One of the greatest gifts of close relationships is those deep conversations. Share your fears, worries and deepest thoughts with that person. Sometimes our fears or anxieties become bigger in our minds because we never share them - we circle them in our minds and they grow on their own. Practice opening up and finding a voice to let yourself express how you really feel. These conversations can feel stressful at first but as you continue to dig deeper, you’ll find yourself sharing more freely and openly. Learning to be open will help you in all relationships, giving you more compassion, empathy and communication skills - something we all need in our lives.
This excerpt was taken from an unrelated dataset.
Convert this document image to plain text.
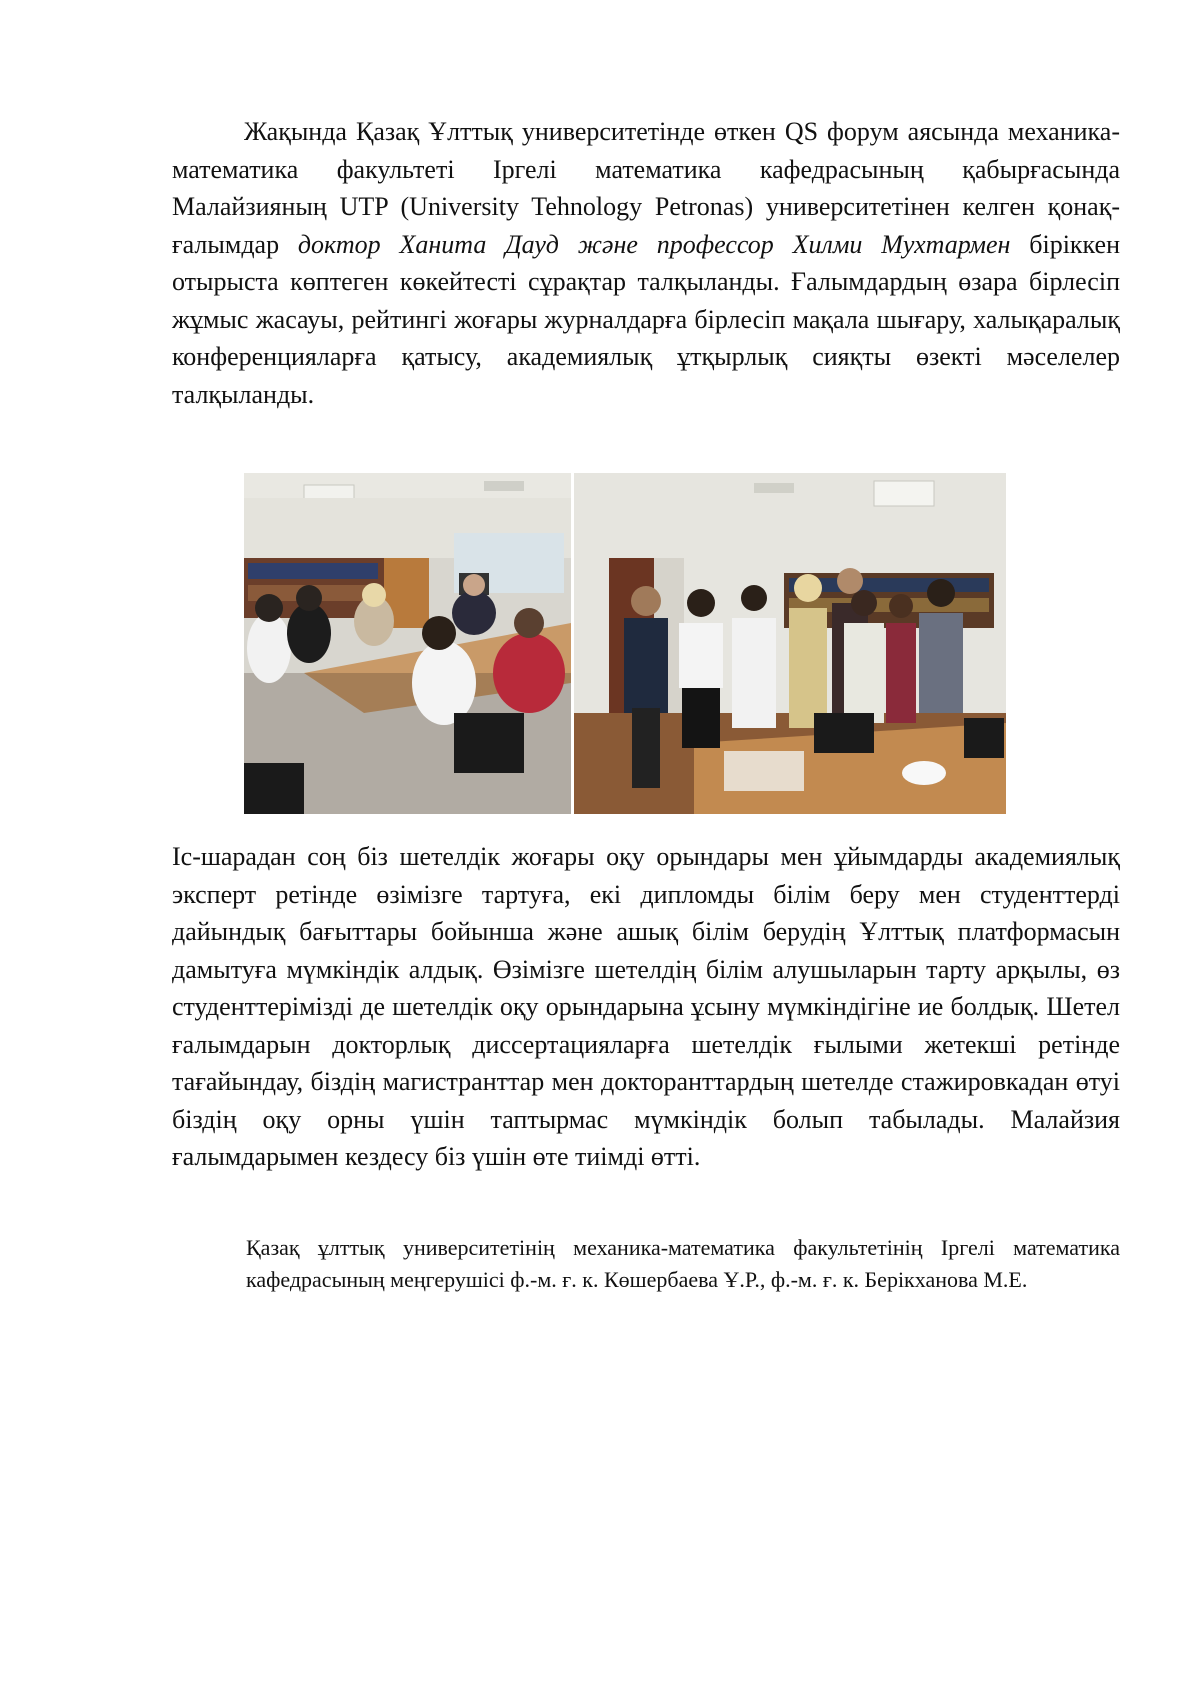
Жақында Қазақ Ұлттық университетінде өткен QS форум аясында механика-математика факультеті Іргелі математика кафедрасының қабырғасында Малайзияның UTP (University Tehnology Petronas) университетінен келген қонақ-ғалымдар доктор Ханита Дауд және профессор Хилми Мухтармен біріккен отырыста көптеген көкейтесті сұрақтар талқыланды. Ғалымдардың өзара бірлесіп жұмыс жасауы, рейтингі жоғары журналдарға бірлесіп мақала шығару, халықаралық конференцияларға қатысу, академиялық ұтқырлық сияқты өзекті мәселелер талқыланды.

Іс-шарадан соң біз шетелдік жоғары оқу орындары мен ұйымдарды академиялық эксперт ретінде өзімізге тартуға, екі дипломды білім беру мен студенттерді дайындық бағыттары бойынша және ашық білім берудің Ұлттық платформасын дамытуға мүмкіндік алдық. Өзімізге шетелдің білім алушыларын тарту арқылы, өз студенттерімізді де шетелдік оқу орындарына ұсыну мүмкіндігіне ие болдық. Шетел ғалымдарын докторлық диссертацияларға шетелдік ғылыми жетекші ретінде тағайындау, біздің магистранттар мен докторанттардың шетелде стажировкадан өтуі біздің оқу орны үшін таптырмас мүмкіндік болып табылады. Малайзия ғалымдарымен кездесу біз үшін өте тиімді өтті.

Қазақ ұлттық университетінің механика-математика факультетінің Іргелі математика кафедрасының меңгерушісі ф.-м. ғ. к. Көшербаева Ұ.Р., ф.-м. ғ. к. Берікханова М.Е.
If you’re anything like me you may find yourself very comfortable in your routine and approach to life. It’s easy to find a routine that works perfectly for you and by embracing it you often close the door to spontaneity, adventure and opportunities. Routine can be extremely beneficial but by staying open and allowing yourself to be curious to how others approach things allows for growth. And let’s be honest, we all want growth in life - growth in our careers, relationships, knowledge and more. I try to be as curious as I can within my relationship; how does my husband approach obstacles, ask questions on his thought process and his feelings. By allowing myself to be curious to how others operate I open up myself to shake things up, try new things and keep excitement in my day to day life.
I have a tendency to be serious about almost all things in life; focusing on setting and achieving goals, being responsible and mature in all areas. By taking life too seriously I often forget to have fun - to let go, to laugh, be silly and just do something for the sake of doing it. My husband has a very contagious positive personality, so much so that he has made having fun together so easy. Some nights he’ll start doing karaoke in our living room and pouring his whole heart into it. He’ll see something funny on tv and laugh for minutes straight. He has taught me the importance of having fun, of letting your inhibitions go and to not overthink everything. We all know laughter is the best medicine and yet, do you remember the last time you laughed so hard you nearly cried? Shake off the seriousness of life and just have fun!